Driver Tiredness and Fatigue

When was the last time you drove somewhere, say to work, and after you arrived you could not recall the journey that you had just taken?

Driver fatigue, or tiredness, complacency and inattention are a major cause of crashes and it’s easy to see why. It’s all too easy for drivers who travel the same routes, every day or who perform the same daily tasks to ‘switch off’. We often take a journey for granted, thinking about last night’s big game, the latest episode of their favourite box set or the agenda for the day ahead. This inattention can lead to speeding, failing to see a young child stepping off the pavement or the motorcyclist approaching as you pull out from a junction. Remember, failing to look properly is THE major cause of crashes.

Our advice is firstly, think about the nature of your journey. Is it really necessary for you to use your car, for example on the school run? The morning and afternoon peak times outside of schools present the greatest danger to children. Whether this is through the high volume of traffic or cars parking illegally on zig-zag road markings. The harmful effects on childrens’ health due to air pollution from vehicle exhaust fumes is also a hazard.

Stay Alert

Secondly, if you must use your car, consider varying the route that you use. This has a number of benefits – it can keep you alert to a new environment and hazards and is also useful should there be a road closure on one of your routes.

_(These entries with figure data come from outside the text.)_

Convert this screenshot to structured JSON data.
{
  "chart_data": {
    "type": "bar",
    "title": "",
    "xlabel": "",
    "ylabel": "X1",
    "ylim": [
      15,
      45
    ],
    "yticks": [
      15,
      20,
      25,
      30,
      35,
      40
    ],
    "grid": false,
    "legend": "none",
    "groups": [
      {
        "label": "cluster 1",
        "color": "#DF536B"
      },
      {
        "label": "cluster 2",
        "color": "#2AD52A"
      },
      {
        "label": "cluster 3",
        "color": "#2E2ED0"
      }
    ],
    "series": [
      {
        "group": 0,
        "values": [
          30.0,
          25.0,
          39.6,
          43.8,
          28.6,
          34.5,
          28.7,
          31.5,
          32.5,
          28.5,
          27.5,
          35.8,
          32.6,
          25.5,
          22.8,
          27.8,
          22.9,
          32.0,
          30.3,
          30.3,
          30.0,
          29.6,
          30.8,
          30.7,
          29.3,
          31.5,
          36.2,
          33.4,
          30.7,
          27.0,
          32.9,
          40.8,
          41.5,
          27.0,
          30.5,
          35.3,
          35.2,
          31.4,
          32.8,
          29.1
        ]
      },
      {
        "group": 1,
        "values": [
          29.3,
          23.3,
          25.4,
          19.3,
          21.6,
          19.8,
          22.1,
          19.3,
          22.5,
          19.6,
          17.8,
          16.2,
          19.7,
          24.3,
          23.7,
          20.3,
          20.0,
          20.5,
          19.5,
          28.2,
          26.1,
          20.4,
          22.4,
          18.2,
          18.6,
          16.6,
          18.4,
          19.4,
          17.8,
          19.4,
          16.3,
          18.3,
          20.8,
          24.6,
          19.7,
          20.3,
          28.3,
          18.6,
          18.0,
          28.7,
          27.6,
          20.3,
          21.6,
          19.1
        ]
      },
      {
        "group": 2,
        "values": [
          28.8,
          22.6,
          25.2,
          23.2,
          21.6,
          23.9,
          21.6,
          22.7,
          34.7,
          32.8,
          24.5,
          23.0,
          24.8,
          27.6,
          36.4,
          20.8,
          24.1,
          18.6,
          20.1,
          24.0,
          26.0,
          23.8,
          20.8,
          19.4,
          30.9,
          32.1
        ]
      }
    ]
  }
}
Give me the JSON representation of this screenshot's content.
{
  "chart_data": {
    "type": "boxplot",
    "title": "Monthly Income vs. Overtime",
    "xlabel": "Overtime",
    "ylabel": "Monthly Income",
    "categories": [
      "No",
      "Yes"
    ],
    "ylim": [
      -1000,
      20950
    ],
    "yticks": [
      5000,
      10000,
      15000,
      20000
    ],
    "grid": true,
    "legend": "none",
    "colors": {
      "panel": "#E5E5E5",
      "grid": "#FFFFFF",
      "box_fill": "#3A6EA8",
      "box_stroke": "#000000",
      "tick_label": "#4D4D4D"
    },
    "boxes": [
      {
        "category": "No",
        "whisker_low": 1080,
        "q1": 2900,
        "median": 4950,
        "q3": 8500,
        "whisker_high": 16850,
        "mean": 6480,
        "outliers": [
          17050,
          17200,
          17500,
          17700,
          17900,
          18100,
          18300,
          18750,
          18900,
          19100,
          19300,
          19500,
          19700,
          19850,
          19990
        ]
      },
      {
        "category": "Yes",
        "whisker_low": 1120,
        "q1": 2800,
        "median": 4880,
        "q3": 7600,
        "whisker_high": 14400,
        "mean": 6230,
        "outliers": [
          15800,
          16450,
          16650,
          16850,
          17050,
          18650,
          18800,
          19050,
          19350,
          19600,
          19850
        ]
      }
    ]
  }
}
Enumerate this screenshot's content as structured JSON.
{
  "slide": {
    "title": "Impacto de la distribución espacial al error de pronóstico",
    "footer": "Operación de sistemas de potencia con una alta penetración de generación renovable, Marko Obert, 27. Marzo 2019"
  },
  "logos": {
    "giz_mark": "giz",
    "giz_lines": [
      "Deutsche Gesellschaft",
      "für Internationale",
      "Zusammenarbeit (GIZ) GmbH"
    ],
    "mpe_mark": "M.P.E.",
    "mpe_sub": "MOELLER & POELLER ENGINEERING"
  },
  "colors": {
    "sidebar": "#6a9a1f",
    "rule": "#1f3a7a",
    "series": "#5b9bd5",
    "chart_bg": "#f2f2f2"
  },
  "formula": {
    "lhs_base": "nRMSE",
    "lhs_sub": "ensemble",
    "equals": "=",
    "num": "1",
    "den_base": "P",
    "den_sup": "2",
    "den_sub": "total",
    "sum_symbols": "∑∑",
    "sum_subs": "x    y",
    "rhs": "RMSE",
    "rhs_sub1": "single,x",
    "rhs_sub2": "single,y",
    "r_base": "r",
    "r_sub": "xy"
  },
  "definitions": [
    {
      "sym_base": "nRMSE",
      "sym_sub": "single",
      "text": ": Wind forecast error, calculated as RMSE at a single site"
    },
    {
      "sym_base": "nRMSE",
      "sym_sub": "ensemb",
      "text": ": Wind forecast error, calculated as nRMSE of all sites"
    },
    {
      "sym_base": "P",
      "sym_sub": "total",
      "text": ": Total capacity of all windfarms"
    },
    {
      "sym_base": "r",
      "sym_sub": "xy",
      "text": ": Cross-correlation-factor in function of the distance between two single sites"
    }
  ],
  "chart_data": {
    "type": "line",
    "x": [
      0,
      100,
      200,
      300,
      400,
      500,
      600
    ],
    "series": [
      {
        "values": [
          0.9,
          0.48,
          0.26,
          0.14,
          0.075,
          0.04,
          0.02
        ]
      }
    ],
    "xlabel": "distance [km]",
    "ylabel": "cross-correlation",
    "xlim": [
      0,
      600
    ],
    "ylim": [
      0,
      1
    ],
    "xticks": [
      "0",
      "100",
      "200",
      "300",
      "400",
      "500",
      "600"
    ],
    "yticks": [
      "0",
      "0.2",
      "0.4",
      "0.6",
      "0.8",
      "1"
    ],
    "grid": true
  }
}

When did you last drive after a bad night’s sleep and felt tired when getting behind the wheel?

The effects of fatigue are often compared to those of alcohol. Driving requires a driver to multi-task and employ a high level of concentration. People who are tired simply cannot perform as well as those who are rested and alert. In this state drivers become unwilling to engage in a physical and mental activity. Their judgement of their own abilities becomes impaired. For example, they believe that they can continue to the next motorway services rather than stop at the nearest one, they can make the journey into work as they do it every day.

Fatigue is the precursor to drowsiness and it is during the fatigue stage that a driver has the opportunity to act and prevent a potential crash. However, if they fail to do so, there is a high risk that they will be involved in a collision or other incident in which their life and that of others is put at risk.

Our advice to help combat driver tiredness is:

  • Incorporate a break into any journeys, particularly long ones
  • Stop and take a power nap. It’s like a ‘rapid charge’ and need only take 10 minutes
  • Change your environment. Get out of your car, take a walk, have a cup of tea or coffee.
  • Ensure that you have a good sleeping pattern and are well rested
  • Avoid the overuse of caffeine during the day and evening – it may affect the quality of your sleep
  • People are often most drowsy after lunch so pre-plan any journeys and breaks to take account of this

Finally, consider the stopping distances contained in the Highway Code (when did you last read it?). Stopping distance is divided into braking and thinking distances.

For example at 30 mph:

Braking distance – 14 metres (car with brakes in good condition, dry road)
Thinking distance – 9 metres (driver alert, concentrating, not distracted)
= stopping distance of 23 metres

However, a tired driver or one distracted by say, a hands-free phone conversation or one who was drinking or smoking might take a couple of more seconds to react and brake. In 2 seconds, driving at 30 mph, that driver will have travelled an extra 26 metres – over double the stopping distance. The result, a car crash, a badly injured pedestrian or worse.

Drivers – take your driving seriously and remember, 100% concentration – 100% of the time.